Antes, FHC dizia que, para receber os trabalhadores rurais, o MST tinha de respeitar a lei, ter uma agenda com propostas numa disposição nítida de avançar, e não apenas pedir a demissão do ministro Raul Jungmann (Política Fundiária) ou fazer críticas ao processo de reforma agrária em curso.
O presidente, que no sábado visitou Rondônia pela primeira vez, escorregou e caiu sobre uma escada de madeira, molhada, que tinha degraus com 30 centímetros de altura, pouco antes de chegar ao palanque presidencial. FHC foi levantado por um segurança - o mesmo que também havia escorregado e caído sobre o presidente - e não demonstrou ter se machucado. Depois brincou: Gostei tanto de Rondônia que até beijei o chão!.

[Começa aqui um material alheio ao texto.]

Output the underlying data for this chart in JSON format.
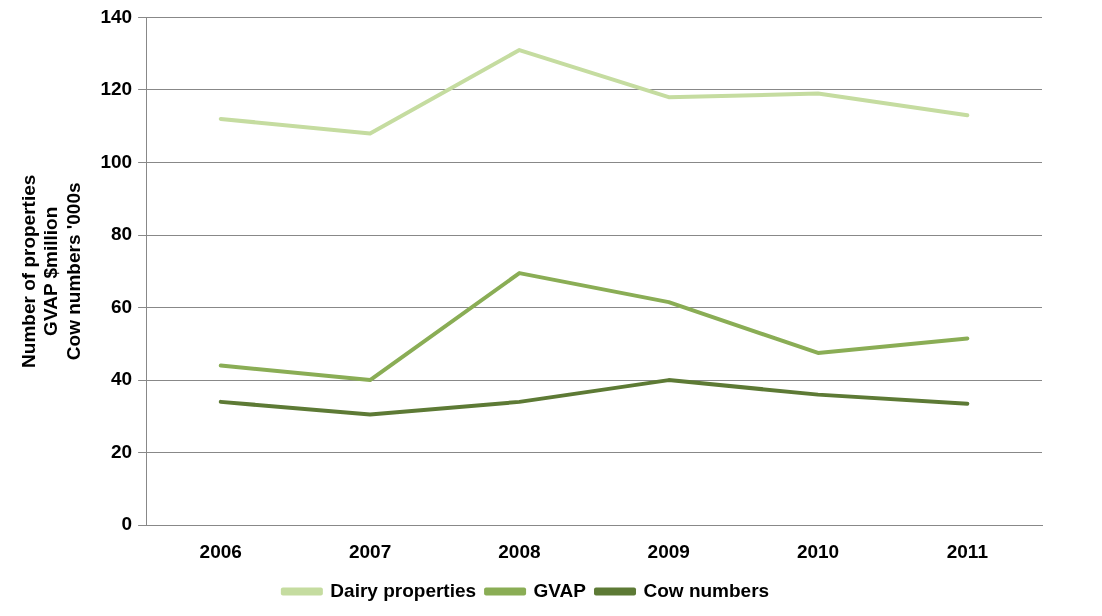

Logo após a queda, FHC alternou momentos de bom humor e de ira, ao referir-se a um grupo de aproximadamente 150 manifestantes - a maioria do MST, que pedia agilidade na reforma agrária -, que protestava com palavrões, vaias e palavras de ordem contra seu governo. Que as bandeiras do Brasil tremulem para calar a boca de quem não tem respeito nem pelo povo, nem por Rondônia, nem pelo Brasil, afirmou o presidente, pedindo que estudantes e moradores de Porto Velho - que usavam camisetas FHC 98 OK- agitassem as bandeiras do PSDB e do Brasil que haviam sido distribuídas.
Em Rondônia, FHC inaugurou duas obras: uma que está pronta desde outubro de 96 e outra que não teve qualquer recurso federal. A primeira é a quinta turbina da hidrelétrica de Samuel. A outra é a estrutura portuária para o escoamento de grãos pelo rio Madeira.